Let's say you want to make a chunk of the time you've worked on a task non-billable after the fact. You have two potential workflows with the other time tracking apps, both of which involve you destructively altering your own data. Workflow 1: reduce the amount of time you worked by the non-billable amount, create a new non-billable task, set it to the amount of time you removed from the billable task. This at least leaves a record of what you spent time doing if you don't introduce errors. Workflow 2: reduce the task by the non-billable amount of time and don't create a non-billable task; i.e., throw data away.
But if the unbillable timespan exists as an object inside the task which you have access to in the application, you can simply reassign it to a new unbillable task without altering it. It's non-destructive: the only thing that is being changed is the association of the timespan, not the data, not the task the data originally was part of. I think that the "blob of time" concept unintentionally leads to most non-standard cases being solved by encouraging the contractor to screw around with the data, which can't be good.
I had a couple of other side features that I was also wishing for: good-looking invoices or highly customizable invoices (Hourly has the latter), data is saved in an open format and is encouraged to be saved directly into my document folders versus defaulting to a binary format somewhere in the Library and making me constantly think about doing an export for my archives (check, amazingly enough), Cocoa app (check).
Hourly has a different UI approach from the other apps, 90% of which are clonishly similar to each other. I suspect that the UI challenge is probably the main reason that other apps don't offer this kind of non-destructive timekeeping -- adding it as an option without making interactions more complicated is much harder than shunting the user into a simpler form of timekeeping.
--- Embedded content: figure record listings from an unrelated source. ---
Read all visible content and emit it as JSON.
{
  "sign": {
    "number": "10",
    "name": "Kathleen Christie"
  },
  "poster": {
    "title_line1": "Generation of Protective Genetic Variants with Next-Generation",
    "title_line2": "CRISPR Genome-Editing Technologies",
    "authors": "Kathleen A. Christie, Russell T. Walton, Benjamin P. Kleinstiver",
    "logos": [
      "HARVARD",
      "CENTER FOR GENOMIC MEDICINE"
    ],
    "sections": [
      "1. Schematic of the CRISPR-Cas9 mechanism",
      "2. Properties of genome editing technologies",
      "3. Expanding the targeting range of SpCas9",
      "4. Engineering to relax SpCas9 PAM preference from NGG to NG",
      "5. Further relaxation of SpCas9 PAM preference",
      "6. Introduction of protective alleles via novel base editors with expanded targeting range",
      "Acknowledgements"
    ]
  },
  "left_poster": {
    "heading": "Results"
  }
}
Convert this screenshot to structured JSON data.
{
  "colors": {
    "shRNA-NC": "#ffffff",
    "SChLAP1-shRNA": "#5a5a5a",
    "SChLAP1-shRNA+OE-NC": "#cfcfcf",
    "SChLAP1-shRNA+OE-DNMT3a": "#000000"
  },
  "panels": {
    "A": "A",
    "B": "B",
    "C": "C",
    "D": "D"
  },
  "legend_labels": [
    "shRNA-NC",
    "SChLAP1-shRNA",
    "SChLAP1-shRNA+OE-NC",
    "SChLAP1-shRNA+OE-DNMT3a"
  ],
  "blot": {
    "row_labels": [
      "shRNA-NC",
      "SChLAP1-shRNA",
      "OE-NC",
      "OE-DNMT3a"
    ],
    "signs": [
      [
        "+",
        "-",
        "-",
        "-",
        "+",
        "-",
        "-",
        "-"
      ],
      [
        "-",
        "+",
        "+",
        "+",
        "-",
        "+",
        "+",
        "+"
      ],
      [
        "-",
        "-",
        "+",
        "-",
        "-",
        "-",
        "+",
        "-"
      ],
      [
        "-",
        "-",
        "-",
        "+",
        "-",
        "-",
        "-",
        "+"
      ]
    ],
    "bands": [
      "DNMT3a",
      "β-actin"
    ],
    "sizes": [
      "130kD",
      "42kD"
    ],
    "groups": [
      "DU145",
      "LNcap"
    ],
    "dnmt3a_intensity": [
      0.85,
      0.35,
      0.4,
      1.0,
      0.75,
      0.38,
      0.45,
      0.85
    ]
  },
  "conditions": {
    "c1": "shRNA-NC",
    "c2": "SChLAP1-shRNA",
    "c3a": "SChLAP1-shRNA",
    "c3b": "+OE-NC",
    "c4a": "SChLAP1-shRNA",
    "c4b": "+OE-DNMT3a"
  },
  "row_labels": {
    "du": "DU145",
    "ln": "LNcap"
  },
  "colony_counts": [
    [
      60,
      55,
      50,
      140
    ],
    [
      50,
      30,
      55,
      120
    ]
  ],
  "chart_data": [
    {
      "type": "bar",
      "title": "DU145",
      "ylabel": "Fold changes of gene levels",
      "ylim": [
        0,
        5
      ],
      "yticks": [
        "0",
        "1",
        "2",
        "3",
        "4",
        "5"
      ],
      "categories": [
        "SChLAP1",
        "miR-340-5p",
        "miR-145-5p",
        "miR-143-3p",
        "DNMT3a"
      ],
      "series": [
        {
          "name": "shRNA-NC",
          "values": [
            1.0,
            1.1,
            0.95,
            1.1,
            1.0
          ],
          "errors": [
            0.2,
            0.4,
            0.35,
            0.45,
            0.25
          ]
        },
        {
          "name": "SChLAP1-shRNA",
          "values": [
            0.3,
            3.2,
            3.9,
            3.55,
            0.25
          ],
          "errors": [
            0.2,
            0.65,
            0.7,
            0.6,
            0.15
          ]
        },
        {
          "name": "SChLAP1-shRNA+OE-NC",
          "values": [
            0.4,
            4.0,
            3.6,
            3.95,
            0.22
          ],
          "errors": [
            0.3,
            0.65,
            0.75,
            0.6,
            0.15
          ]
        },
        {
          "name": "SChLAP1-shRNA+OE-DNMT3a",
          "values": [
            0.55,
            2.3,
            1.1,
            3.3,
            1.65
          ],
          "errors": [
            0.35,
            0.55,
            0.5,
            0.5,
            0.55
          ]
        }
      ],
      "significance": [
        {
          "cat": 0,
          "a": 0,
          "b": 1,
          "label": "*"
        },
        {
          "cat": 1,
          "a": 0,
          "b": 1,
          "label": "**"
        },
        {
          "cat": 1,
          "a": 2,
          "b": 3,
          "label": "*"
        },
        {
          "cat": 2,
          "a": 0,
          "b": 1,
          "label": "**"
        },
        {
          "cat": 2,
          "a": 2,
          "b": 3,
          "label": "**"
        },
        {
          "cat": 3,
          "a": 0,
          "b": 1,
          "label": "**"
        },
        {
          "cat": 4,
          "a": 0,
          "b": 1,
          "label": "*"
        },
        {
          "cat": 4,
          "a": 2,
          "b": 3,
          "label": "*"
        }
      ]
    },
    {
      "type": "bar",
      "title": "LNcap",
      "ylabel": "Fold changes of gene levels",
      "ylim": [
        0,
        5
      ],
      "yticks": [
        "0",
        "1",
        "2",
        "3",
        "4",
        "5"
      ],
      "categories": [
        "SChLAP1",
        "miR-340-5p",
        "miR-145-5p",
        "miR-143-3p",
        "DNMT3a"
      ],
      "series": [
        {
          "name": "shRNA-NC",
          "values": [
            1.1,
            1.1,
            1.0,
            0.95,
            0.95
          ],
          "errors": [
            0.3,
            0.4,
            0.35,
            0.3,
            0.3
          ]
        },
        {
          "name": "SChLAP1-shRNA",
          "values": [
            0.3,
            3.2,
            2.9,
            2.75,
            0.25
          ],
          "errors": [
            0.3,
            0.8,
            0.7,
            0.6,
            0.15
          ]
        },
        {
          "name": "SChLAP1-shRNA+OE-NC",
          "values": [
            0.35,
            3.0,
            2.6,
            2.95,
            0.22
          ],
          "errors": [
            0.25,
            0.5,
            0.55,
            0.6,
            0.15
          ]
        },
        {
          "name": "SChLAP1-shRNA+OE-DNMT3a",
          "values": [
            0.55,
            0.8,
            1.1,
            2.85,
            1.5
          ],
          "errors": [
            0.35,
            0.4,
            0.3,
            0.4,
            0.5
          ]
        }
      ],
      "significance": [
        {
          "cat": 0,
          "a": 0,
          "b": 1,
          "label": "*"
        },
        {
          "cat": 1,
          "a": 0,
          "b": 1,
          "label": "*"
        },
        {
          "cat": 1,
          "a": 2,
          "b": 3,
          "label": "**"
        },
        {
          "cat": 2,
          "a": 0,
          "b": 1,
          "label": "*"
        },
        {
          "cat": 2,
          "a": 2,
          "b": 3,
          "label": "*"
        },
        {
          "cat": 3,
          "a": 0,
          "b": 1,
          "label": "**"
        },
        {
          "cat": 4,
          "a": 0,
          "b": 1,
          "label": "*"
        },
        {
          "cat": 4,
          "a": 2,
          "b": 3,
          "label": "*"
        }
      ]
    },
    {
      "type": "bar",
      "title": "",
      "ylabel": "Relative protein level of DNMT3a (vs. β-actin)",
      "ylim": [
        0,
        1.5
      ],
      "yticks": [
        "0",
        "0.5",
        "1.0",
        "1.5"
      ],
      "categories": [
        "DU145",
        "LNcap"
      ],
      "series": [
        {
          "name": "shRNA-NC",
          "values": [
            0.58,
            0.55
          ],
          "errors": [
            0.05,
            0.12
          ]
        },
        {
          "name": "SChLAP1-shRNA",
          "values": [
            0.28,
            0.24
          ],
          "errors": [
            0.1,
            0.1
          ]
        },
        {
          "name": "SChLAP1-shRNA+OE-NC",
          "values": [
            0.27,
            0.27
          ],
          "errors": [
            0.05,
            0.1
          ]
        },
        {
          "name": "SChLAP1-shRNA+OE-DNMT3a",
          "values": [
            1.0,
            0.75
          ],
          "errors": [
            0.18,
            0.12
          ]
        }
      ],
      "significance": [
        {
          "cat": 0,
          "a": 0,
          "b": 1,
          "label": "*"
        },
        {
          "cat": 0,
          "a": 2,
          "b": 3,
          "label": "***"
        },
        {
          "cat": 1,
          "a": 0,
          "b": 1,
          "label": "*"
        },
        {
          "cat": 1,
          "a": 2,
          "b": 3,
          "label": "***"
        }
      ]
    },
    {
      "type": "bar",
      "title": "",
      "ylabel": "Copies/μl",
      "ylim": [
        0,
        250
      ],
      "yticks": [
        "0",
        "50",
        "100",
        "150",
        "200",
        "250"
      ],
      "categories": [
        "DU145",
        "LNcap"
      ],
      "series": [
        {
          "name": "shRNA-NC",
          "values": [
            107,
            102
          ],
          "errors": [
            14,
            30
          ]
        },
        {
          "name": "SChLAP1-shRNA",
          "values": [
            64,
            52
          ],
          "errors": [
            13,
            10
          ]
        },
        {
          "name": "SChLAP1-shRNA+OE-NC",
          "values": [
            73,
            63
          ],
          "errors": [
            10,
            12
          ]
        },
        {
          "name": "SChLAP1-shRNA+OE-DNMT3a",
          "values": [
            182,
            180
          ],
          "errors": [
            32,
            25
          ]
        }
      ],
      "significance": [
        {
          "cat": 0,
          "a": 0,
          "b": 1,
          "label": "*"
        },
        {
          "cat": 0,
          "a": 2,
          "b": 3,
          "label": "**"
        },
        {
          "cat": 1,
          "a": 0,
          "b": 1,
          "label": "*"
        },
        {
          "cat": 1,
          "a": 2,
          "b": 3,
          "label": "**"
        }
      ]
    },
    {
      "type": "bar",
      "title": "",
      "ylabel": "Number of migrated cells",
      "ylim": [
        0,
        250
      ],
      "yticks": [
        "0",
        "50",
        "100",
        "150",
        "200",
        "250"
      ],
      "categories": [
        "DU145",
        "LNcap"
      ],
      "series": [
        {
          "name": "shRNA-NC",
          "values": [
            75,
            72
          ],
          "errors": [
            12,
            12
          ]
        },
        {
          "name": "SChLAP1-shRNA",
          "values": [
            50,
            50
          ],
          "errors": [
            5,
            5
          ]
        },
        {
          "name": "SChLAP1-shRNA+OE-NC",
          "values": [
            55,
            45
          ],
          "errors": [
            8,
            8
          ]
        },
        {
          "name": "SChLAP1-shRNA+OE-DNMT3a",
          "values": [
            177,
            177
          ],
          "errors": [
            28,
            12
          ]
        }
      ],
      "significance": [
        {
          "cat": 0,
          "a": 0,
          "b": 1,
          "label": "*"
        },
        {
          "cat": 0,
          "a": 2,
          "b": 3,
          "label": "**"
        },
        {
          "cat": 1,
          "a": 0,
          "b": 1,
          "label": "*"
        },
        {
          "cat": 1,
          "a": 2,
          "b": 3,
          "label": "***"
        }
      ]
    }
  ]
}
Hourly's approach, as easily as I can describe it, is that your time starts out tagged with a particular client, project, task and activeness, but you can retag whenever you want, and then filter for those tags to do things like invoice. The tags aren't explicitly referred to as such, but that's the way it works in practice. This is a different concept from the 'task is a child of project which is a child of client' standard approach and at first I was a little thrown, followed by increasing happy surprise at how much control this gave me over how to output the info for various uses without ever touching the actual data.
I haven't decided if I'm going to buy it when the demo runs out, because 1. I already paid for another time tracking app this quarter, and 2. I think that in spite of its very smart basic design, Hourly is a little overpriced in comparison to its competitors. Some areas of the UI are unpolished and confusing (particularly the invoice tab, which is obscure enough that you might make a few invoices with the wrong data before you get it working for you, and which allows too little inline customization of what data is shown on the invoice compared to lower-priced competitors), and there are some features missing (ability to directly mark a timespan as don't-bill, great invoice templates, not forcing me to keep time in a minimum of 5-minute increments). I do want to switch to Hourly, but the app I'm currently using does track time and I paid for it, so I might stick with it for the time being.
I wanted to write a thorough review because I think it's a shame that so many of the other time tracking apps are so similar to each other, generally emulating paper timesheets + pencil + eraser instead of exploiting the ability of software to store as much timestamped data as necessary and then letting the user build a really accurate picture out of it. I wanted to congratulate the developer on doing something different and useful, and let other contractors know that there is a real (not-quite-polished-to-a-high-shine) gem here.